К вечеру секретарь парткомиссии полковой комиссар Дорохов закончил вручение партийных билетов на командном пункте бригады морской пехоты. В сумерки он надел каску, взял автомат и пошел в третий батальон: моряки сидели там в сотне метров от немцев, и попадать туда можно было только с темнотой.
Вечер ложился прохладный и ясный. Небо над горами еще сияло бледным зеленоватым светом, но скоро черное сухое кружево голых зимних сучьев утратило отчетливость своего узора, и на тропинке стало почти темно. В дубняке стояла тишина — если можно назвать тишиной тяжкое шуршанье своих снарядов, предваряемое глухим ударом залпа, и быстрый свист немецких, кончающийся плотным разрывом неподалеку.
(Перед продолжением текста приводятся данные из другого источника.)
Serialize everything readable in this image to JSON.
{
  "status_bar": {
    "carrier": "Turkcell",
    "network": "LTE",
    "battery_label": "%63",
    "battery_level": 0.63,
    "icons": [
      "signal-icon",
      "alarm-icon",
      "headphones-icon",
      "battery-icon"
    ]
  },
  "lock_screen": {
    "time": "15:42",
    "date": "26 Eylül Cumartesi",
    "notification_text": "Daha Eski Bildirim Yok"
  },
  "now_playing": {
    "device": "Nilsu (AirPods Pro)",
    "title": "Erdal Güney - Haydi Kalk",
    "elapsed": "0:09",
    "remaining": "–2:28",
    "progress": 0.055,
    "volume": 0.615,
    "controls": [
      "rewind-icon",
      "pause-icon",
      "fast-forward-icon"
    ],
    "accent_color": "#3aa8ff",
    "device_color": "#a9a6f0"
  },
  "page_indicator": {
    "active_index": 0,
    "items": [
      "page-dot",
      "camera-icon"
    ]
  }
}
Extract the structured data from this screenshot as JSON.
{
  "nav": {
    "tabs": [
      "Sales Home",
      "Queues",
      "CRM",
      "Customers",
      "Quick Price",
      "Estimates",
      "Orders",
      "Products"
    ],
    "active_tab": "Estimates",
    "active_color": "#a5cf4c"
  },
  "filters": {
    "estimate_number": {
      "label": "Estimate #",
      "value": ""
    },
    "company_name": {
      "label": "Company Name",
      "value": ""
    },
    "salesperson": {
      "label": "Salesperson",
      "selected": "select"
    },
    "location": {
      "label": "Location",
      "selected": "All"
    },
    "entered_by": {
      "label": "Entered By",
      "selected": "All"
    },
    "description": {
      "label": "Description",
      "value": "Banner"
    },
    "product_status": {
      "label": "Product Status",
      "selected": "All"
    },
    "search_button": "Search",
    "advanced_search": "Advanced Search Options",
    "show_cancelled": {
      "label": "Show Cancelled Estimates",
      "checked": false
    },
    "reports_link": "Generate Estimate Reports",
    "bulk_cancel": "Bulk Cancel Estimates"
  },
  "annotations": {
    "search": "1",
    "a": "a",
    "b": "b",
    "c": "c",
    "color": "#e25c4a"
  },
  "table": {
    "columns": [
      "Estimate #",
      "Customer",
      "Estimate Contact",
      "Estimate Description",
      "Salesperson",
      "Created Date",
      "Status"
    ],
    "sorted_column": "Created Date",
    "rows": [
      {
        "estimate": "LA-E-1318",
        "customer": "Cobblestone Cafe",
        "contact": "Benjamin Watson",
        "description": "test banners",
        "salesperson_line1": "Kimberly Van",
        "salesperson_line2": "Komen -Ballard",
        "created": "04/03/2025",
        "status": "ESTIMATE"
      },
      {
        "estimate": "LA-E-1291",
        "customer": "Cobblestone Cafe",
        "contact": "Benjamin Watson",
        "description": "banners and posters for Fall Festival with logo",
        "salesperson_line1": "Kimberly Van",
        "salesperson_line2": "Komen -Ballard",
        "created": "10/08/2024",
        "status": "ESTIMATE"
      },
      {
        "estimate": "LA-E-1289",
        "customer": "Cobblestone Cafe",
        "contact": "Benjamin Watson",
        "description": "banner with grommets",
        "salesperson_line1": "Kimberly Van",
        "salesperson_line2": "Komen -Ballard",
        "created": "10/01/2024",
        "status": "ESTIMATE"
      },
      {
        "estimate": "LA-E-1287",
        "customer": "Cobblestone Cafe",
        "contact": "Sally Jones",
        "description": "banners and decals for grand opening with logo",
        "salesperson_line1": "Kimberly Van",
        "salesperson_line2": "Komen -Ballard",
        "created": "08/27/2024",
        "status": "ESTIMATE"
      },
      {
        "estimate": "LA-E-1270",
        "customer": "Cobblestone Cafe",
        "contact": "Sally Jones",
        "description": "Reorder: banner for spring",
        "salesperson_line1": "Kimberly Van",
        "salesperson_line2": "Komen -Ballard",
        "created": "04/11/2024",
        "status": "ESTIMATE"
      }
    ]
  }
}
Но это и была тишина переднего края: винтовки и пулеметы молчали и чавканье сапог связного казалось слишком громким.
Дорохов шел за ним быстро и сноровисто, сторожко ожидая того нарастающего свиста, который может быть последним, что услышишь в жизни, если не сумеешь отличить этот звук от других, безопасных, и не успеешь до разрыва снаряда упасть ничком. Это стало привычкой: сколько уже раз ходил он так под мины а снаряды, чтобы своими руками передать бойцу или командиру признание партии и высокий знак ее доверия — новенький партийный билет. Нынче он нес их пять, и один из них капитану Митякову, командиру третьего батальона.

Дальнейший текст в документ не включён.